Britain Recognizes Gay Spousal Tenant Rights

Britain’s highest appeals court ruled on June 21 that provisions of the country’s tenant protection laws must be interpreted to treat same-sex couples as “spouses” in order to be in compliance with the European Charter of Human Rights, to which the U.K. is a party. The 4-1 ruling by members of the Law Committee of the House of Lords upgrades the rights of gay couples under existing British law.

In 1999, the Law Lords had ruled in the case of Fitzpatrick v. Sterling Housing Association, that a surviving same-sex partner was entitled to be treated like a “family member” of a deceased tenant for purposes of the tenant protection laws. In practice this would normally mean that the survivor would be entitled to remain in the rental house or apartment subject to a rent adjustment and possible claims by blood relatives of the deceased. In that case, the Lords had invoked the famous Braschi case, in which the New York State Court of Appeals treated a surviving same-sex partner as a “family member” of a rent controlled tenant for purposes of lease succession rights.

In the new case, Ghaidan v. Godin-Mendoza, the court had to take into account intervening developments in English law, most particularly the Human Rights Act of 1998 by which Parliament determined that wherever possible British statutes should be interpreted to comply with the country’s treaty obligations under the European Charter, which include protection against sexual orientation discrimination. (The British government is still working to revise its laws in this regard.)

In the meantime, on January 5, 2001, Hugh Wallwyn-James, who had been living in “a stable and monogamous homosexual relationship with Juan Godin-Mendoza” in his London apartment, died, and the landlord, Ahmad Ghaidan, brought a proceeding to reclaim possession of the flat so that he could rent it out at higher rates.

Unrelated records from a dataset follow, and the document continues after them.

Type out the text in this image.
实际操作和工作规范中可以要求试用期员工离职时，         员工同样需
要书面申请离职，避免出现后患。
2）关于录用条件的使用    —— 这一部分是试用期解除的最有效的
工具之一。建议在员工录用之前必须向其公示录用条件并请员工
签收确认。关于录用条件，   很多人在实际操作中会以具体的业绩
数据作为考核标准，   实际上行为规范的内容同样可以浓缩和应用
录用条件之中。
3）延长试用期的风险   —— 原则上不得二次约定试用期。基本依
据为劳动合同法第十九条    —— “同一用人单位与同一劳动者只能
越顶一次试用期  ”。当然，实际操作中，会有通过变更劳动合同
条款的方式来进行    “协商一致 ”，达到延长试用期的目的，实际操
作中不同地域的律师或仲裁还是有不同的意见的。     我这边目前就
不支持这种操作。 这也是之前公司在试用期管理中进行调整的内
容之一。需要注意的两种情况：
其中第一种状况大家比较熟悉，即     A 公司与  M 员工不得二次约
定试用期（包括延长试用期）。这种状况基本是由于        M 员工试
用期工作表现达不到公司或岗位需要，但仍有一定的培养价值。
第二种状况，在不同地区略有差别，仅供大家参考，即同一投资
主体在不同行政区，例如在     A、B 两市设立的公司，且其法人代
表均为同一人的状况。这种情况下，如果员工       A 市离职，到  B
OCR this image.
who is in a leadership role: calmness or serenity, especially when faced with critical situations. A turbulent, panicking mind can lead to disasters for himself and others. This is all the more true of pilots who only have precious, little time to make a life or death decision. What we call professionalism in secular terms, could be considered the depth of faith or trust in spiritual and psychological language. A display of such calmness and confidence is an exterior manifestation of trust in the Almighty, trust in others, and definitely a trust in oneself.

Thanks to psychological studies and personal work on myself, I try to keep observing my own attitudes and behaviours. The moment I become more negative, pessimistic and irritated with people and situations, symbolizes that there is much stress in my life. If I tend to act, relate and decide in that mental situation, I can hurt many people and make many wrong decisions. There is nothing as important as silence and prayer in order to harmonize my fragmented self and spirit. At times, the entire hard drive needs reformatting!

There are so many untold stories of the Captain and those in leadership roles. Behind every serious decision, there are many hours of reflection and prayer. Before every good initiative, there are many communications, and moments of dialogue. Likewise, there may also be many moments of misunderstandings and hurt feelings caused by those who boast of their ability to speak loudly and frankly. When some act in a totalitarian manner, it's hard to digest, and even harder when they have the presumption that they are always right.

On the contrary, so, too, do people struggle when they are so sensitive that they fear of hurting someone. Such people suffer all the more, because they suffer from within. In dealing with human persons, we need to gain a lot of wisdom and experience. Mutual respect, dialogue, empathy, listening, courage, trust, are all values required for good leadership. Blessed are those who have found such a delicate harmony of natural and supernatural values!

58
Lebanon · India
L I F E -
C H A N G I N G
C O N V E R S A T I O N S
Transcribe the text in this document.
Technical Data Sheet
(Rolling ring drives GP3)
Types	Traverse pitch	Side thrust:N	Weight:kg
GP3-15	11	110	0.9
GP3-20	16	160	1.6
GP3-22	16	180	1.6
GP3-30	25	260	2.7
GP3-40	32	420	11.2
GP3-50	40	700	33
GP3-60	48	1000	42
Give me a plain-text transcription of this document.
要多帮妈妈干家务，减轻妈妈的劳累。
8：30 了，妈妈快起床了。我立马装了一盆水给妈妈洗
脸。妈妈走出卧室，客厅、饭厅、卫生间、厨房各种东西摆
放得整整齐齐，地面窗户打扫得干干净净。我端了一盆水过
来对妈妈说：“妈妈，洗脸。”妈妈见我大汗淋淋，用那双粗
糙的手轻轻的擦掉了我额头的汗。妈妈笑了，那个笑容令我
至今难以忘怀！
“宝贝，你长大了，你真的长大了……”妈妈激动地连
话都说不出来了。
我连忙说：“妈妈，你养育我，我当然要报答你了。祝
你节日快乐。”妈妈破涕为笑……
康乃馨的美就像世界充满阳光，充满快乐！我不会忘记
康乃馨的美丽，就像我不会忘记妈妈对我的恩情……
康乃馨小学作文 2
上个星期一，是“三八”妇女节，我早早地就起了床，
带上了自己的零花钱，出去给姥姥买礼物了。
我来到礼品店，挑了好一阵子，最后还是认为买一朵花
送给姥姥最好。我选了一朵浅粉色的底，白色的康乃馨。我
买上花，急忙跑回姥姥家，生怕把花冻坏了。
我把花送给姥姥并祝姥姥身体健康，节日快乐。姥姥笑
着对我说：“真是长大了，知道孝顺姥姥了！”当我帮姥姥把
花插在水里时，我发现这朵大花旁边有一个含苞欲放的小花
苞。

Godin-Mendoza wanted to remain as a statutory tenant, at the same rent, as the law provides for surviving spouses. The Court of Appeal ruled that the tenant protection laws should be interpreted consistent with the charter to treat surviving same-sex partners the same as spouses.

The Law Lords affirmed this interpretation. The dissenter, while agreeing that treating Godin-Mendoza as a surviving spouse would be a desirable outcome, dissented on a point of principle; that it was not possible to interpret the language of the tenant protection law in this way. One argument made by the government in support of the landlord’s appeal was that the court should stay its hand because the pending legislation would resolve the policy issues by extending equal rights to same-sex partners. But four members of the court were unwilling to grant that request.